Elkin Pianim addressing journalists at the meeting

With barely two years of existence, the Kete Krachi Timber Recovery (KKTR) Limited – a wholly Ghanaian owned company – is making great strides in salvaging timber from the Volta Lake which contains an estimated 14 million cubic metres of recoverable hardwood.

The company which was established in 2018 is currently under the New Patriotic Party’s (NPP) One District, One Factory (1D1F) initiative. It is located at Sedorm-Yiti in the Asuagyaman District of the Eastern Region, and has already begun the sale and export of sawn timber and charcoal production without having to cut down a live tree.

Co-founder and Chief Executive Officer of KKTR, Elkin Pianim, said the company had been able to clear the ferry channel from Dambai to Dodoikope of tree stamps to provide safe passage for travellers through the use of its sonar equipment, bathymetry expertise and cutting equipment. He was speaking at a media encounter with senior journalists.

“The large volume of offcuts from sawmilling will support new industries, including local production of building materials such as chipboard and local production of activated charcoal,” he said.

Mr Pianim said the tree stumps have significant economic value when salvaged indicating that the recovered timber and associated value added products can greatly enhance Ghana’s foreign exchange earnings.

Aside from the economic benefits, the KKTR co-founder said the company’s operation has other numerous benefits like creating employment, enabling robust aquaculture growth and promoting environmental sustainability.

He said KKTR currently employs 70 people mostly from the community, with employment expected to peak at 800.

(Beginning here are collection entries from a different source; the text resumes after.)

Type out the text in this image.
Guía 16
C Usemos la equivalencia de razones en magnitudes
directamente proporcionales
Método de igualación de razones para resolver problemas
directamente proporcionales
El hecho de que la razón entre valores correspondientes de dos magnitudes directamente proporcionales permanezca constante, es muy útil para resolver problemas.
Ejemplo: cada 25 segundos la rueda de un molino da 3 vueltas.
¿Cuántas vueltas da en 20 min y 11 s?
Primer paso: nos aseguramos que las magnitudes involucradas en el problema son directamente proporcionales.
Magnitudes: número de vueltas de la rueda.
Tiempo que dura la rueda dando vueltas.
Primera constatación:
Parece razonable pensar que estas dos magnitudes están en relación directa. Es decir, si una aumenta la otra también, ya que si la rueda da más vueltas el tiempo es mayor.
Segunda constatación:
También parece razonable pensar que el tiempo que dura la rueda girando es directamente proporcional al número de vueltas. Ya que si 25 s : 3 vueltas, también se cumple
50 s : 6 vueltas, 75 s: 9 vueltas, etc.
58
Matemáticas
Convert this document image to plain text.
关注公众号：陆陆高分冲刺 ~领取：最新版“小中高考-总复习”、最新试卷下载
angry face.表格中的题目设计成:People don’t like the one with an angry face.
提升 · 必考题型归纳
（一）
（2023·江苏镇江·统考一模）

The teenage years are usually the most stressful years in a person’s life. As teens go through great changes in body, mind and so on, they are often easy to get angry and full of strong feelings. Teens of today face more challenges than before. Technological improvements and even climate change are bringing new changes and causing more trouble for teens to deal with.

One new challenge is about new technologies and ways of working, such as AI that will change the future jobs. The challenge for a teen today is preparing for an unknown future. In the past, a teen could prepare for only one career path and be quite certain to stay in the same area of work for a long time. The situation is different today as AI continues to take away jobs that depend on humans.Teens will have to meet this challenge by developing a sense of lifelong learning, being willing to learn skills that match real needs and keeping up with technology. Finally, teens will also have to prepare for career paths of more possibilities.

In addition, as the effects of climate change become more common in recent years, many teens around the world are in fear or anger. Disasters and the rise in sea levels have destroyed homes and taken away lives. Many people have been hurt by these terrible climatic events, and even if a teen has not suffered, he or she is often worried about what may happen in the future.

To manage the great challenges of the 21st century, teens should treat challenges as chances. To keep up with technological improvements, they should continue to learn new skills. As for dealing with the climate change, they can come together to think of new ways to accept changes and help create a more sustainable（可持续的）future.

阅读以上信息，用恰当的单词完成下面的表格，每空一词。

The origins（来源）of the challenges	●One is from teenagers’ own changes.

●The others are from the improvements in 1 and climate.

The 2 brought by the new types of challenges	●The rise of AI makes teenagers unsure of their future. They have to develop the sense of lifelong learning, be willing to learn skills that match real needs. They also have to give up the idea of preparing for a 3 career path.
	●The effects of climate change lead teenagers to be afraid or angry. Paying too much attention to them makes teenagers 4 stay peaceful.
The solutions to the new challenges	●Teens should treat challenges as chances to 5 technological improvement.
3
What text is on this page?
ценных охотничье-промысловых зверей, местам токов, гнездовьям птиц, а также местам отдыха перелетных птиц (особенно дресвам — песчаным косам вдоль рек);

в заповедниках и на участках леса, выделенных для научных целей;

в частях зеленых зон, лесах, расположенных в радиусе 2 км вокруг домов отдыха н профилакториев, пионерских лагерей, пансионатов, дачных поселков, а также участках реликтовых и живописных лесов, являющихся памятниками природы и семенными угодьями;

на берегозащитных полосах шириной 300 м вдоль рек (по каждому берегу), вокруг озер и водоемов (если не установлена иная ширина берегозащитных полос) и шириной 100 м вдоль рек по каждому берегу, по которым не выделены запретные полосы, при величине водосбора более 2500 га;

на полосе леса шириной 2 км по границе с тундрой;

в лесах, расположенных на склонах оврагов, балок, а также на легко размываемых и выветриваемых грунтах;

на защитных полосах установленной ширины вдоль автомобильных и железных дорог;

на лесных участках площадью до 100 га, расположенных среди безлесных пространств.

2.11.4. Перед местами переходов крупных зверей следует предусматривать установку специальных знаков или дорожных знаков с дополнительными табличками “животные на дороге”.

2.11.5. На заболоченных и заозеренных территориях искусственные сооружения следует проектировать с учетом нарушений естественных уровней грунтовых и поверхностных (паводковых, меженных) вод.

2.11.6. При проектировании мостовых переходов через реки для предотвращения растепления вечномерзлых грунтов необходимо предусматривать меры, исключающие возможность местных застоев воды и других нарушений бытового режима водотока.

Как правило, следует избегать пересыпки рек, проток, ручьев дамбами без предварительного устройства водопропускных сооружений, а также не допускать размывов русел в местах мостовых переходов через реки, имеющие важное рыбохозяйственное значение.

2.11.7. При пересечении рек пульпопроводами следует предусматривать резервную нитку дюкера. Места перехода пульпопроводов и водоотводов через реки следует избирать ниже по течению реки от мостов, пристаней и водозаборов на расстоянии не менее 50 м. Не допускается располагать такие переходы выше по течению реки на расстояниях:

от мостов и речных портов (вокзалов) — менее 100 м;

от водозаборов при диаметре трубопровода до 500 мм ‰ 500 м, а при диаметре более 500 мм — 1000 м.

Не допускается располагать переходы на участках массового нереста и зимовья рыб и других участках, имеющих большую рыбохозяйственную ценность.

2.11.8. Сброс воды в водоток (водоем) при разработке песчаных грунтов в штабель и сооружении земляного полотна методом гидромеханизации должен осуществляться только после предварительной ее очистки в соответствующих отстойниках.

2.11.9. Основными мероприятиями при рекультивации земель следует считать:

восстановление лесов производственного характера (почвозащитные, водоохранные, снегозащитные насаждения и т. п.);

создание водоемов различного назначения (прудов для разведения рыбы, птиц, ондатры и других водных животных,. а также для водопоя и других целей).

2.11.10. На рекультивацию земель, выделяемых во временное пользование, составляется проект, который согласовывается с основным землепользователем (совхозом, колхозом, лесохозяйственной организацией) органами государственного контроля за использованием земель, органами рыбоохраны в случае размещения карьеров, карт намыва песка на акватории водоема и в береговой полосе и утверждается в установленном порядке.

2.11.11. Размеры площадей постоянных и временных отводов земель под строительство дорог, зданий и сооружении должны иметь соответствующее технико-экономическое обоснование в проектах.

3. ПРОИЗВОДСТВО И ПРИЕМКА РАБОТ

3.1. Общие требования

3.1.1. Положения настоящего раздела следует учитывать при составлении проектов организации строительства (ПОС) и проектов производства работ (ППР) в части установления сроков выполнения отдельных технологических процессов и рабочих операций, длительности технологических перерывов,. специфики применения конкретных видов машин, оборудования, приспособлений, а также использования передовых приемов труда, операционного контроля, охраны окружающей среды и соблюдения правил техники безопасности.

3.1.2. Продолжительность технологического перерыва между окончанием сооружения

He said timber salvage has no adverse impact on fish stocks per environmental impact analyses as confirmed by the EPA, stating that Ghana can produce 600,000 tons per annum of fish from Lake Volta to substitute importation of frozen fish.

KKTR’s operations are fully aligned with the Sustainable Development Goals (SGDs) that were unanimously adopted by all member nations in September 2015.